Ho chiesto qualcosa sulla leggenda del Memorandum dell'Accademia Serba
delle Scienze del 1986, come racconto nel mio libro. Si dice che nel
libro si sostiene che ovunque nel mondo abiti un serbo, li' c'e' uno
Stato serbo. Questo diventa poco a poco un mito del "back stab"
[pugnalata alla schiena] [come la "teoria della pugnalata" relativa
alla sconfitta tedesca nella seconda Guerra Mondiale, ndt]. Ma
personalmente ritengo che questo Memorandum non sia nulla in confronto
con le molteplici attivita' dei desperados e degli agit-prop croati, e
forse anche rispetto a quelli della "diaspora" - in Germania, America,
Argentina, Italia, qualcuno di meno in Francia, eppure anche li' -,
forse anche in buona fede. E' un fenomeno molto piu' massiccio e con
caratteri di militanza. C'e' stato un vero movimento per la Grande
Croazia. Il Memorandum dell'Accademia Serba delle Scienze del 1986,
consistente di pochi paragrafi neanche ben articolati, e' stato usato
come un coltello affilato contro la gente serba. Contemporaneamente io
ho smesso di credere alle storielle sulla "Grande Serbia". Eppure c'e'
molta piu' evidenza dell'esistenza di una ideologia della Grande
Croazia che di quella della "Grande Serbia". L'ideologia della Grande
Croazia era e rimane un fatto.

Le persone generalmente hanno percezione del mondo attraverso i media -
televisione, giornali...

Anche io.

E cosi' tutti quelli che non vanno in loco

Ma anche se uno va in loco, ci va con gli interpreti, per cui io non
credo necessariamente nell'evidenza che uno trae solo dall'essere stato
in un posto. Molti giornalisti possono rimediare a questo quando usano
gli interpreti, ma e' molto raro che ci riescano. La maggior parte dei
giornalisti occidentali prendono un interprete che parli inglese o
tedesco. Dove lo prendono? Cosa gli racconta poi quell'interprete? Dove
li porta? Prima di tutto, i giornalisti di solito non capiscono
l'idioma locale. Non sanno leggere l'alfabeto cirillico e non hanno la
minima idea, per tacere poi di conoscenze reali, su cosa fosse la
Jugoslavia prima dello scoppio della guerra. Vengono sempre portati
dove sono le vittime o in base ad accordi, o in base a notizie
giornalistiche. Tutti sono stati a Sarajevo. Questo ha sempre destato
dei sospetti in me, a parte tutto.

Sente che sarebbe stato strumentalizzato, depistato, ingannato?
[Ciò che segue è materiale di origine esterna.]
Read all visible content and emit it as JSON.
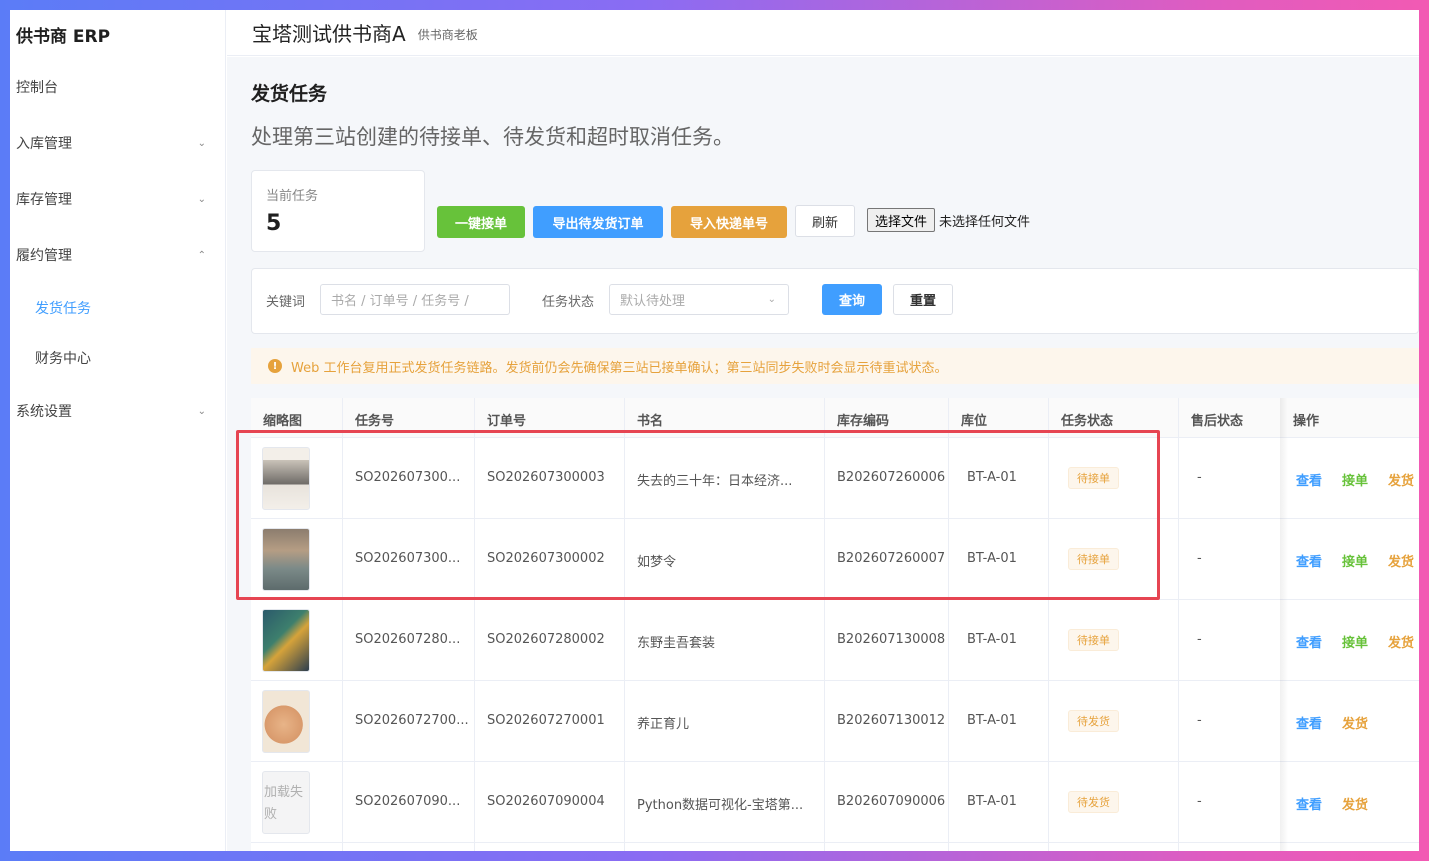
{
  "app": {
    "brand": "供书商 ERP"
  },
  "sidebar": {
    "items": [
      {
        "label": "控制台"
      },
      {
        "label": "入库管理"
      },
      {
        "label": "库存管理"
      },
      {
        "label": "履约管理"
      },
      {
        "label": "发货任务"
      },
      {
        "label": "财务中心"
      },
      {
        "label": "系统设置"
      }
    ]
  },
  "header": {
    "org_name": "宝塔测试供书商A",
    "role": "供书商老板"
  },
  "page": {
    "title": "发货任务",
    "description": "处理第三站创建的待接单、待发货和超时取消任务。"
  },
  "stat": {
    "label": "当前任务",
    "value": "5"
  },
  "toolbar": {
    "accept_all": "一键接单",
    "export": "导出待发货订单",
    "import": "导入快递单号",
    "refresh": "刷新",
    "choose_file": "选择文件",
    "file_status": "未选择任何文件"
  },
  "filter": {
    "keyword_label": "关键词",
    "keyword_placeholder": "书名 / 订单号 / 任务号 /",
    "status_label": "任务状态",
    "status_value": "默认待处理",
    "search": "查询",
    "reset": "重置"
  },
  "alert": {
    "text": "Web 工作台复用正式发货任务链路。发货前仍会先确保第三站已接单确认；第三站同步失败时会显示待重试状态。"
  },
  "table": {
    "columns": [
      "缩略图",
      "任务号",
      "订单号",
      "书名",
      "库存编码",
      "库位",
      "任务状态",
      "售后状态",
      "操作"
    ],
    "rows": [
      {
        "task_no": "SO202607300...",
        "order_no": "SO202607300003",
        "title": "失去的三十年：日本经济...",
        "sku": "B202607260006",
        "location": "BT-A-01",
        "status": "待接单",
        "after_sale": "-",
        "ops": [
          "查看",
          "接单",
          "发货"
        ]
      },
      {
        "task_no": "SO202607300...",
        "order_no": "SO202607300002",
        "title": "如梦令",
        "sku": "B202607260007",
        "location": "BT-A-01",
        "status": "待接单",
        "after_sale": "-",
        "ops": [
          "查看",
          "接单",
          "发货"
        ]
      },
      {
        "task_no": "SO202607280...",
        "order_no": "SO202607280002",
        "title": "东野圭吾套装",
        "sku": "B202607130008",
        "location": "BT-A-01",
        "status": "待接单",
        "after_sale": "-",
        "ops": [
          "查看",
          "接单",
          "发货"
        ]
      },
      {
        "task_no": "SO2026072700...",
        "order_no": "SO202607270001",
        "title": "养正育儿",
        "sku": "B202607130012",
        "location": "BT-A-01",
        "status": "待发货",
        "after_sale": "-",
        "ops": [
          "查看",
          "发货"
        ]
      },
      {
        "task_no": "SO202607090...",
        "order_no": "SO202607090004",
        "title": "Python数据可视化-宝塔第...",
        "sku": "B202607090006",
        "location": "BT-A-01",
        "status": "待发货",
        "after_sale": "-",
        "ops": [
          "查看",
          "发货"
        ]
      }
    ],
    "thumb_failed_text": "加载失败"
  },
  "colors": {
    "accent": "#409eff",
    "success": "#67c23a",
    "warning": "#e6a23c",
    "highlight": "#e64552"
  }
}
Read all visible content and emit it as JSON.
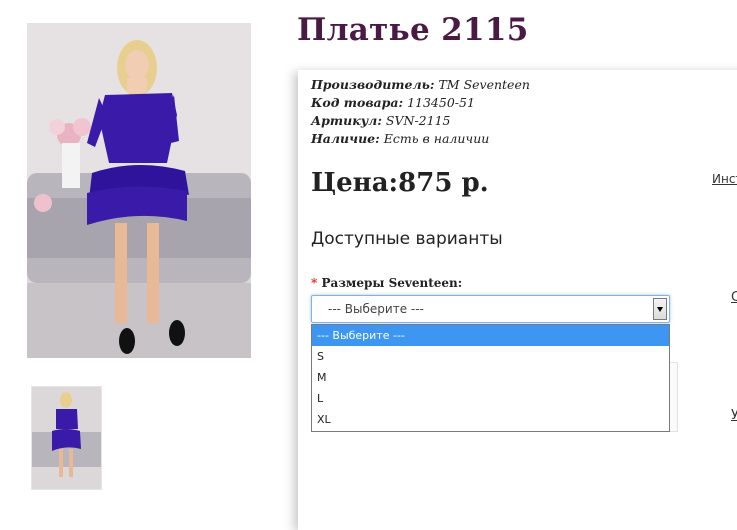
{
  "product": {
    "title": "Платье 2115",
    "manufacturer_label": "Производитель:",
    "manufacturer_value": "TM Seventeen",
    "code_label": "Код товара:",
    "code_value": "113450-51",
    "sku_label": "Артикул:",
    "sku_value": "SVN-2115",
    "availability_label": "Наличие:",
    "availability_value": "Есть в наличии",
    "price": "Цена:875 р.",
    "right_link": "Инст"
  },
  "variants": {
    "heading": "Доступные варианты",
    "required_mark": "*",
    "size_label": "Размеры Seventeen:",
    "selected": "--- Выберите ---",
    "options": [
      "--- Выберите ---",
      "S",
      "M",
      "L",
      "XL"
    ]
  },
  "edge_glyphs": [
    "С",
    "У"
  ],
  "colors": {
    "title": "#4b1a44",
    "dress": "#3a1aa8",
    "highlight": "#3d97f2",
    "required": "#e0281e"
  }
}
Molti giornalisti, della cui bravura non ho dubbi, sono
stati "nuetzliche Idioten" ["useful idiots", nelle parole di Lenin]
nelle mani dei due regimi che si sono dichiarati prime vittime, cioe'
quello croato e quello dei musulmani di Bosnia.

Lei personalmente che esperienza ha avuto dei serbi? Sono un popolo
intollerante, privo di interesse per le altre culture?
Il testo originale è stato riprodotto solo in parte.